6. Pour édicter un arrêté d'expulsion le 12 mars 2013 à l'encontre de M. B, le préfet des Bouches-du-Rhône s'est fondé sur la condamnation pour des faits de vol aggravé prononcée par le tribunal correctionnel de Marseille le 21 juillet 2008 ainsi que sur des faits de destruction et de dégradation de bien d'autrui en réunion.
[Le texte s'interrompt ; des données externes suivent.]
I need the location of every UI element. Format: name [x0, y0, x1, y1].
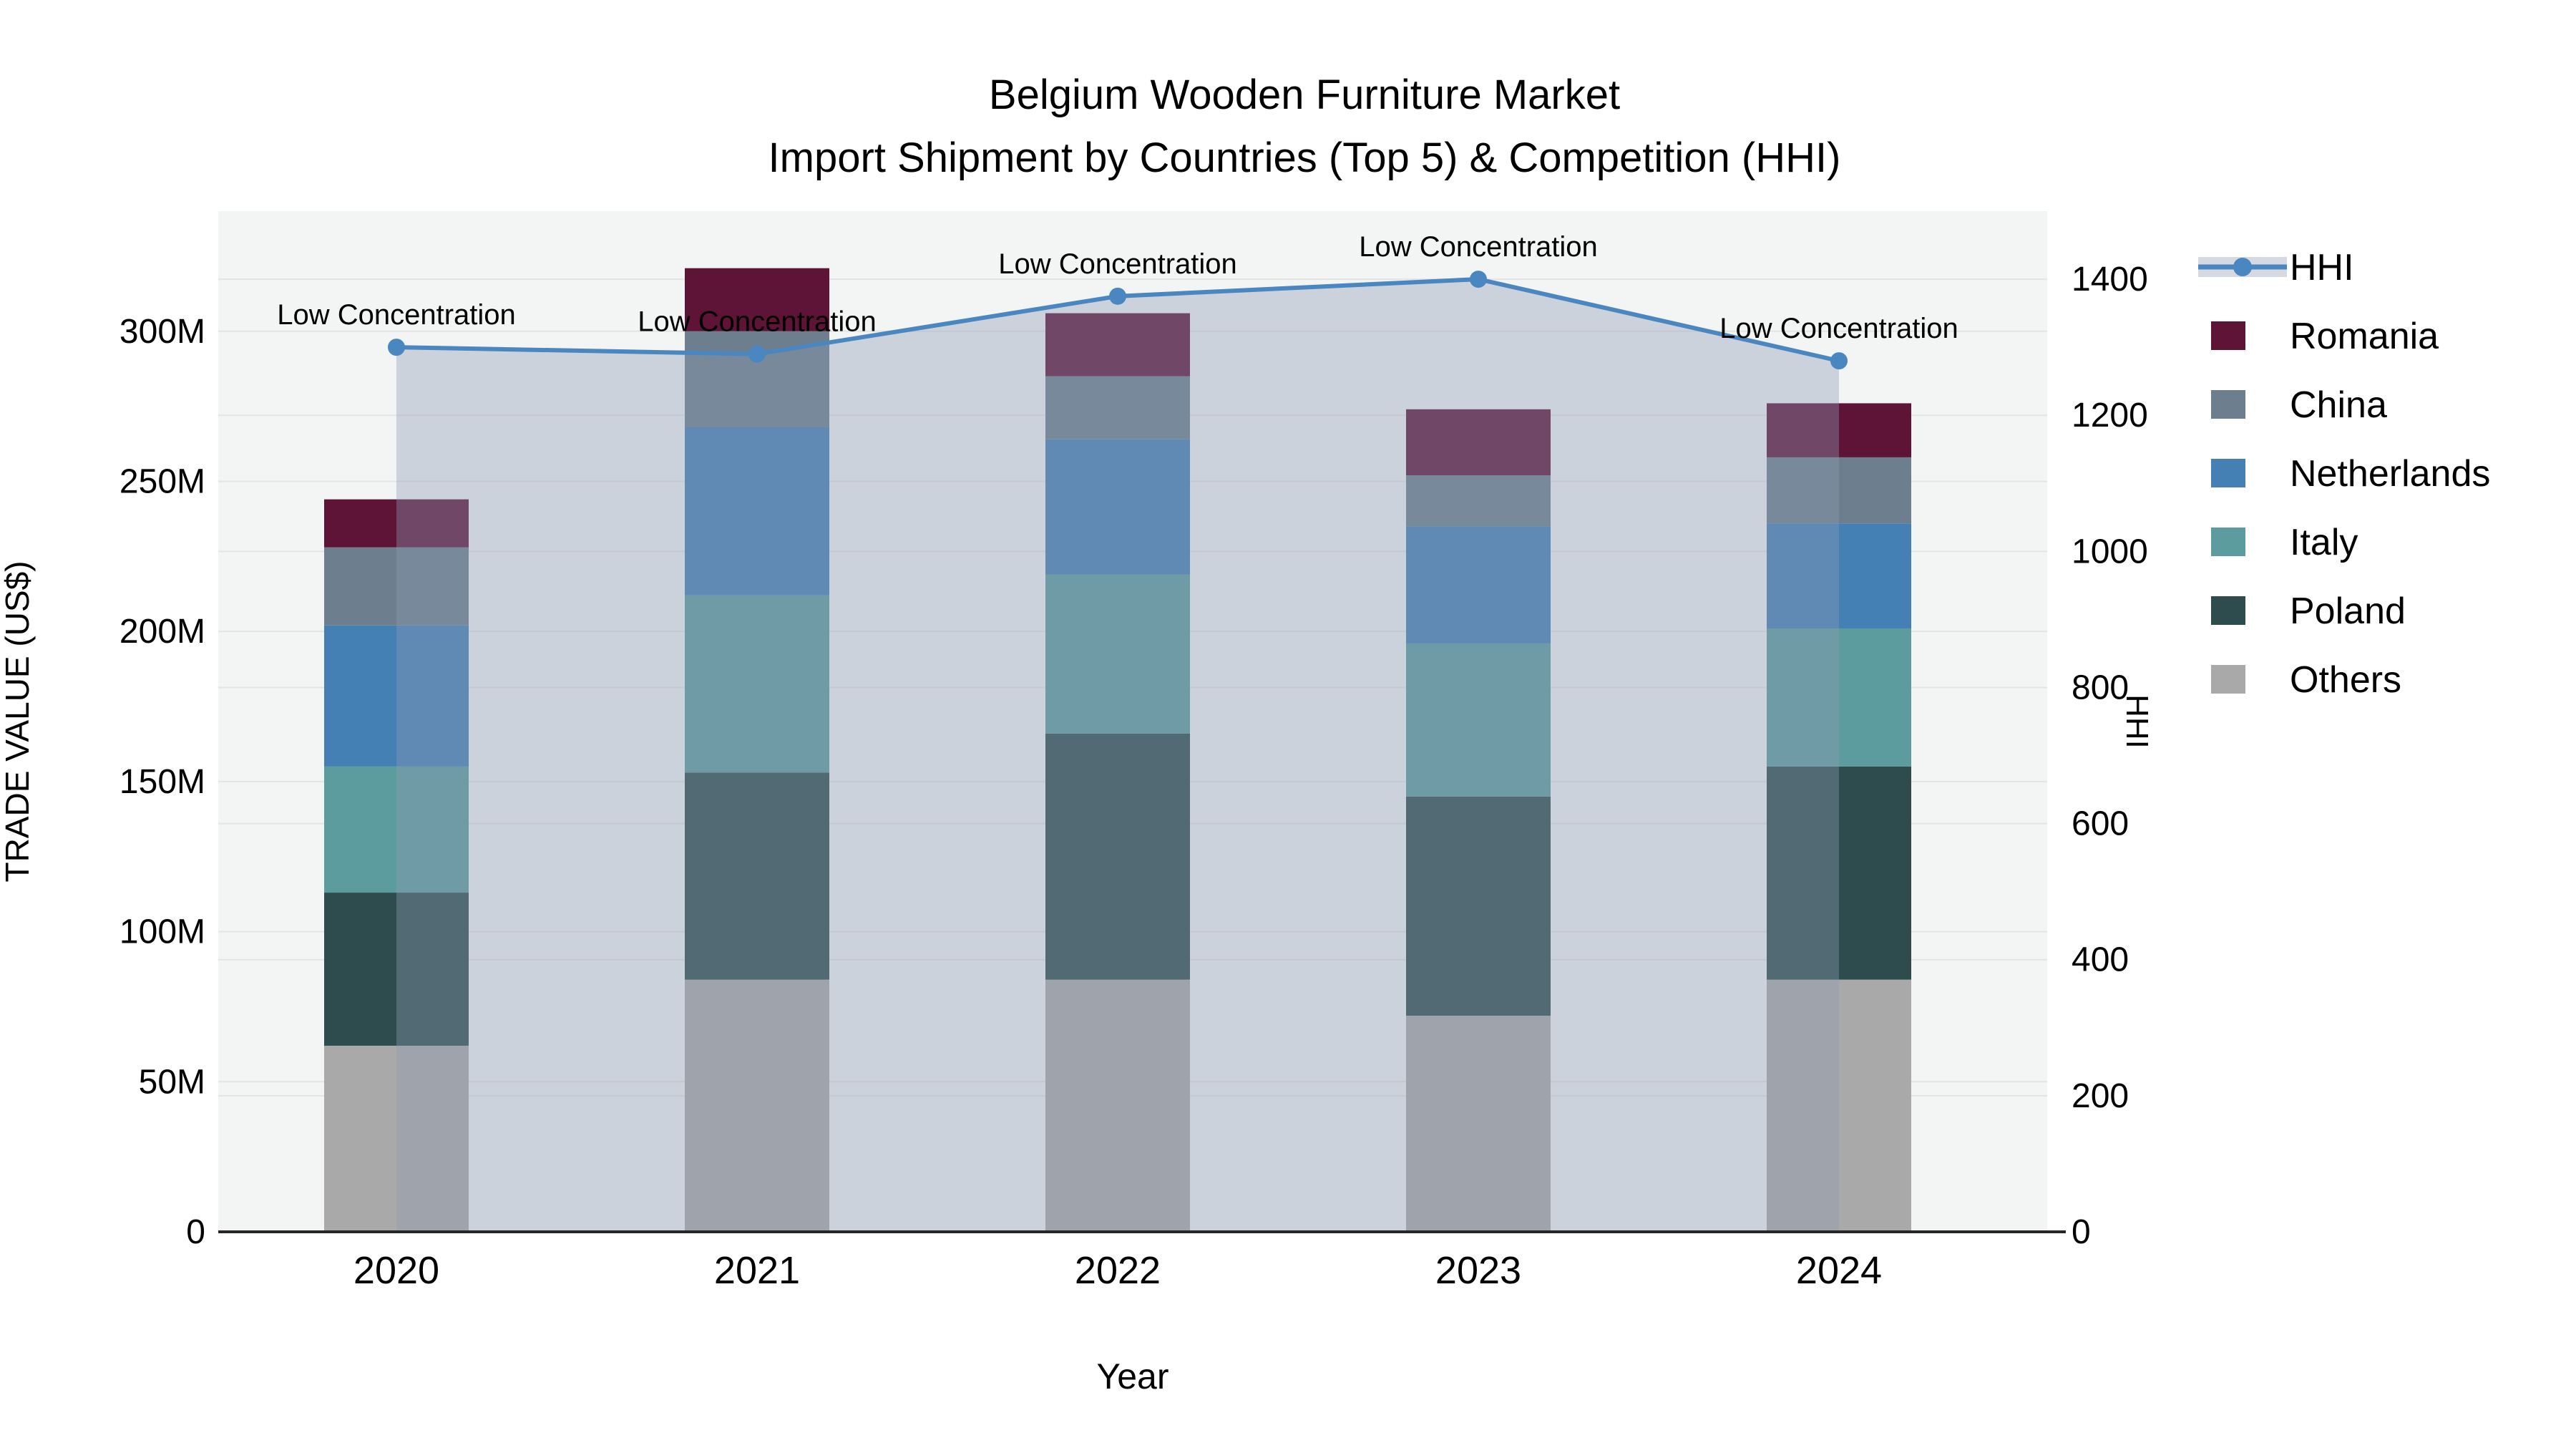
hhi-marker-2021	[748, 345, 766, 363]
hhi-marker-2022	[1109, 287, 1126, 305]
legend-item-hhi: HHI	[2198, 247, 2354, 288]
hhi-marker-2024	[1830, 352, 1848, 370]
bar-segment-netherlands-2024	[1767, 523, 1911, 628]
y-tick-label-left-0: 0	[186, 1213, 205, 1251]
axes-layer: 0 50M 100M 150M 200M 250M 300M 0 200 400 600 800 100…	[119, 261, 2148, 1292]
bar-segment-others-2023	[1406, 1016, 1551, 1232]
legend-item-others: Others	[2211, 659, 2401, 701]
y-tick-label-right-1200: 1200	[2072, 397, 2148, 434]
y-tick-label-right-0: 0	[2072, 1213, 2091, 1251]
bar-segment-china-2022	[1045, 376, 1190, 439]
hhi-line-layer	[388, 271, 1848, 370]
x-tick-label-2024: 2024	[1796, 1249, 1882, 1292]
x-tick-label-2021: 2021	[714, 1249, 800, 1292]
legend-item-italy: Italy	[2211, 522, 2358, 563]
annotations-layer: Low Concentration Low Concentration Low Co…	[277, 231, 1958, 344]
annotation-2022: Low Concentration	[998, 248, 1237, 280]
y-tick-label-right-1000: 1000	[2072, 533, 2148, 570]
hhi-marker-2023	[1470, 271, 1487, 288]
x-axis-label: Year	[1096, 1356, 1169, 1396]
hhi-area-layer	[396, 279, 1839, 1233]
bar-segment-poland-2021	[685, 772, 829, 980]
bar-segment-poland-2024	[1767, 766, 1911, 980]
bar-segment-romania-2021	[685, 268, 829, 331]
bar-segment-netherlands-2020	[324, 625, 469, 767]
legend-item-china: China	[2211, 384, 2387, 426]
x-tick-label-2022: 2022	[1075, 1249, 1161, 1292]
bar-segment-others-2022	[1045, 979, 1190, 1232]
bar-segment-china-2020	[324, 547, 469, 626]
bar-segment-china-2023	[1406, 475, 1551, 527]
y-axis-label-left: TRADE VALUE (US$)	[0, 560, 36, 882]
bar-segment-others-2020	[324, 1045, 469, 1232]
annotation-2021: Low Concentration	[638, 306, 877, 338]
annotation-2023: Low Concentration	[1359, 231, 1598, 263]
bar-segment-others-2024	[1767, 979, 1911, 1232]
annotation-2024: Low Concentration	[1719, 313, 1958, 344]
bar-segment-italy-2020	[324, 766, 469, 893]
y-tick-label-left-250M: 250M	[119, 462, 205, 500]
bar-segment-romania-2023	[1406, 409, 1551, 476]
y-tick-label-right-800: 800	[2072, 669, 2129, 706]
chart-title-line2: Import Shipment by Countries (Top 5) & C…	[769, 135, 1841, 181]
y-axis-label-right: HHI	[2119, 694, 2155, 749]
bar-segment-china-2024	[1767, 457, 1911, 524]
bar-segment-italy-2021	[685, 595, 829, 773]
legend-swatch-italy	[2211, 528, 2245, 556]
bar-segment-romania-2022	[1045, 313, 1190, 376]
legend-swatch-others	[2211, 665, 2245, 694]
legend-label-poland: Poland	[2290, 591, 2406, 632]
legend-item-netherlands: Netherlands	[2211, 453, 2490, 495]
bar-segment-poland-2020	[324, 893, 469, 1046]
bar-segment-poland-2022	[1045, 733, 1190, 980]
bar-segment-romania-2020	[324, 499, 469, 548]
y-tick-label-left-300M: 300M	[119, 313, 205, 351]
legend-label-china: China	[2290, 384, 2387, 426]
y-tick-label-right-1400: 1400	[2072, 261, 2148, 298]
legend-label-netherlands: Netherlands	[2290, 453, 2490, 495]
bar-segment-italy-2023	[1406, 643, 1551, 797]
bar-segment-italy-2022	[1045, 574, 1190, 734]
bar-segment-netherlands-2023	[1406, 526, 1551, 643]
y-tick-label-right-600: 600	[2072, 805, 2129, 843]
y-tick-label-right-400: 400	[2072, 941, 2129, 979]
legend-item-romania: Romania	[2211, 316, 2439, 357]
hhi-area-fill	[396, 279, 1839, 1233]
legend-hhi-marker-swatch	[2233, 258, 2252, 276]
bar-segment-romania-2024	[1767, 403, 1911, 457]
legend-item-poland: Poland	[2211, 591, 2406, 632]
legend-swatch-romania	[2211, 321, 2245, 350]
bar-segment-netherlands-2022	[1045, 439, 1190, 575]
legend-label-hhi: HHI	[2290, 247, 2354, 288]
x-tick-label-2020: 2020	[353, 1249, 439, 1292]
legend-label-others: Others	[2290, 659, 2401, 701]
y-tick-label-left-150M: 150M	[119, 763, 205, 801]
legend-layer: HHI Romania China Netherlands Italy Poland Oth…	[2198, 247, 2490, 701]
legend-swatch-poland	[2211, 596, 2245, 625]
bar-segment-poland-2023	[1406, 796, 1551, 1016]
y-tick-label-left-200M: 200M	[119, 613, 205, 651]
bar-segment-others-2021	[685, 979, 829, 1232]
hhi-marker-2020	[388, 339, 405, 356]
bars-layer	[324, 268, 1911, 1232]
chart-title-line1: Belgium Wooden Furniture Market	[989, 72, 1620, 118]
y-tick-label-right-200: 200	[2072, 1077, 2129, 1115]
bar-segment-italy-2024	[1767, 628, 1911, 767]
y-tick-label-left-50M: 50M	[139, 1063, 205, 1101]
legend-swatch-china	[2211, 390, 2245, 419]
y-tick-label-left-100M: 100M	[119, 913, 205, 951]
legend-swatch-netherlands	[2211, 459, 2245, 487]
annotation-2020: Low Concentration	[277, 299, 516, 331]
legend-label-romania: Romania	[2290, 316, 2439, 357]
x-tick-label-2023: 2023	[1435, 1249, 1521, 1292]
bar-segment-netherlands-2021	[685, 427, 829, 596]
legend-label-italy: Italy	[2290, 522, 2358, 563]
Pour refuser d'abroger cet arrêté, il s'est fondé sur la condamnation intervenue en 2007 de l'intéressé à une peine de cinq ans dont deux ans avec sursis de mise à l'épreuve pour des faits de viol avec plusieurs circonstances aggravantes ainsi que sur le rapport du service pénitentiaire d'insertion et de probation établi le 13 janvier 2021 mentionnant que M. B a été peu diligent au cours de son sursis de mise à l'épreuve et qu'il ne s'est pas plié à l'obligation d'indemniser la partie civile.
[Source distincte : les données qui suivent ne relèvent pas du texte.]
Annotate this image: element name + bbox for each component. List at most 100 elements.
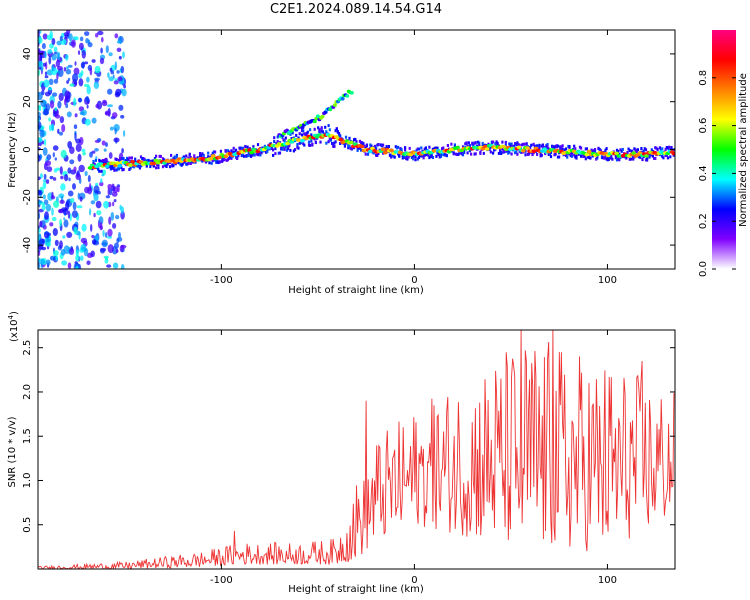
ridge-halo [392,154,395,158]
ridge-point [586,149,592,154]
ridge-halo [347,144,350,147]
ridge-halo [629,157,632,161]
ridge-halo [165,165,168,168]
ridge-halo [151,159,154,163]
noise-blob [42,62,47,67]
snr-ticks: -100 0 100 0.5 1.0 1.5 2.0 2.5 [22,330,675,586]
ridge-halo [334,140,337,144]
ridge-halo [284,136,287,140]
noise-blob [43,79,50,88]
ridge-halo [490,140,493,144]
ridge-halo [199,152,202,155]
noise-blob [77,192,81,200]
ridge-halo [515,143,518,147]
ridge-halo [365,143,368,147]
noise-blob [42,194,46,200]
ridge-halo [405,157,408,161]
noise-blob [86,85,91,95]
ridge-halo [499,149,502,153]
chart-title: C2E1.2024.089.14.54.G14 [269,2,443,17]
ridge-halo [134,160,137,164]
ridge-halo [666,146,670,150]
ridge-halo [294,148,297,152]
ridge-halo [109,164,112,168]
noise-blob [51,207,54,216]
ridge-halo [174,157,177,161]
ridge-halo [273,136,276,140]
ridge-halo [442,146,445,150]
y-tick-label: 40 [22,48,33,61]
branch-point [323,110,328,114]
noise-blob [72,201,77,211]
noise-blob [68,33,73,42]
ridge-halo [295,133,298,137]
ridge-halo [467,141,470,145]
noise-blob [101,36,104,43]
ridge-halo [207,155,210,159]
ridge-halo [611,157,614,161]
ridge-halo [100,169,103,173]
noise-blob [84,31,90,36]
ridge-halo [444,153,447,157]
ridge-halo [186,162,189,166]
spectrogram-x-axis-label: Height of straight line (km) [288,285,424,296]
ridge-halo [500,151,503,155]
ridge-halo [446,144,449,147]
ridge-halo [155,166,158,170]
noise-blob [108,76,114,82]
noise-blob [118,80,125,85]
ridge-halo [595,157,598,161]
noise-blob [108,188,113,196]
noise-blob [106,264,112,268]
noise-blob [60,183,66,191]
ridge-halo [472,142,475,146]
spectrogram-ticks: -100 0 100 -40 -20 0 20 40 [22,30,675,286]
ridge-halo [626,151,629,154]
noise-blob [66,231,73,238]
ridge-halo [665,146,668,149]
ridge-halo [620,149,623,153]
ridge-halo [320,129,323,133]
colorbar-tick-label: 0.4 [698,165,709,181]
ridge-halo [219,149,222,153]
noise-blob [78,78,84,87]
ridge-halo [610,154,613,157]
spectrogram-y-axis-label: Frequency (Hz) [7,112,18,188]
ridge-halo [650,148,653,152]
ridge-halo [200,154,203,157]
ridge-halo [143,159,146,163]
ridge-halo [659,148,663,152]
ridge-point [348,140,354,145]
noise-blob [112,201,115,207]
ridge-halo [497,151,500,155]
ridge-halo [466,151,469,155]
ridge-point [117,164,123,168]
noise-blob [107,244,114,254]
branch-point [332,103,337,107]
noise-blob [102,230,105,237]
noise-blob [114,33,119,39]
ridge-halo [196,156,199,160]
ridge-halo [115,158,118,161]
ridge-halo [632,157,635,161]
x-tick-label: -100 [210,575,233,586]
ridge-halo [366,152,370,156]
y-tick-label: 1.5 [22,428,33,444]
noise-blob [75,138,81,144]
ridge-halo [453,143,456,147]
ridge-halo [236,156,239,160]
ridge-halo [651,154,654,158]
ridge-halo [240,154,243,158]
noise-blob [38,258,45,265]
ridge-halo [108,164,111,168]
noise-blob [59,35,63,42]
ridge-halo [149,165,152,169]
ridge-halo [570,154,573,158]
noise-blob [114,127,117,135]
ridge-halo [525,142,528,146]
noise-blob [51,216,57,222]
ridge-halo [640,147,643,150]
ridge-halo [348,136,351,140]
ridge-halo [253,153,256,157]
ridge-halo [143,157,146,161]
7. Il ressort des pièces du dossier que si M. B est marié avec une française et si de ce mariage est issu un enfant né en France, eu égard à la gravité des faits reprochés qui lui ont valu une condamnation pénale, pour des faits de viol en réunion sur mineure commis en 2006, et au suivi de l'intéressé tel que relevé par le service pénitentiaire d'insertion et de probation, le refus d'abroger la mesure d'expulsion prise à son encontre n'a pas porté à son droit au respect de sa vie familiale une atteinte disproportionnée aux buts en vue desquels il a été pris. Dès lors, il n'a pas méconnu les dispositions de l'article 8 de la convention européenne de sauvegarde des droits de l'homme et des libertés fondamentales.
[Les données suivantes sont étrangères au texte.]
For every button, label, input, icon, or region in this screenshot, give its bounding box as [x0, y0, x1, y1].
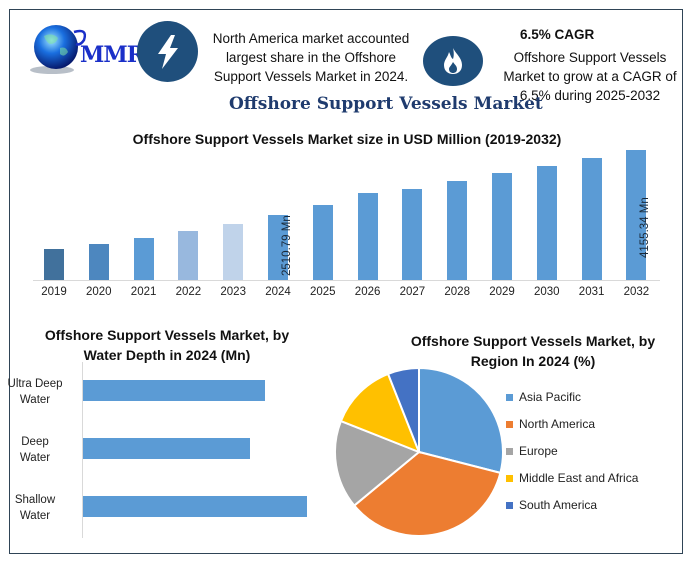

8. Il résulte de ce qui précède que M. B n'est pas fondé à soutenir que c'est à tort que, par le jugement attaqué, le tribunal administratif de Marseille a rejeté sa demande tendant à l'annulation de la décision du 27 janvier 2021, par laquelle le préfet des Bouches-du-Rhône a refusé d'abroger l'arrêté d'expulsion pris à son encontre le 12 mars 2013.

Sur les conclusions à fin d'injonction :

9. Le présent jugement, qui rejette les conclusions à fin d'annulation n'appelle aucune mesure d'exécution au sens des articles L. 911-1 et suivants du code de justice administrative. Dès lors, les conclusions à fin d'injonction ne peuvent qu'être rejetées.

Sur les frais liés au litige :

10. Les dispositions de l'article L. 761-1 du code de justice administrative font obstacle à ce que soit mise à la charge du préfet des Bouches-du-Rhône, qui n'est pas, dans la présente instance, la partie perdante, la somme que M. B demande au titre des frais exposés par lui et non compris dans les dépens.

D É C I D E :

Article 1er : La requête de M. B est rejetée.

Article 2 : Le présent arrêt sera notifié à M. A B et au ministre de l'intérieur et des outre-mer.

Copie en sera adressée au préfet des Bouches-du-Rhône.

Délibéré après l'audience du 26 septembre 2022, où siégeaient :

- M. Alexandre Badie, président de chambre,

- M. Renaud Thielé, président assesseur,

- Mme Isabelle Ruiz, première conseillère.

Rendu public par mise à disposition au greffe, le 10 octobre 2022.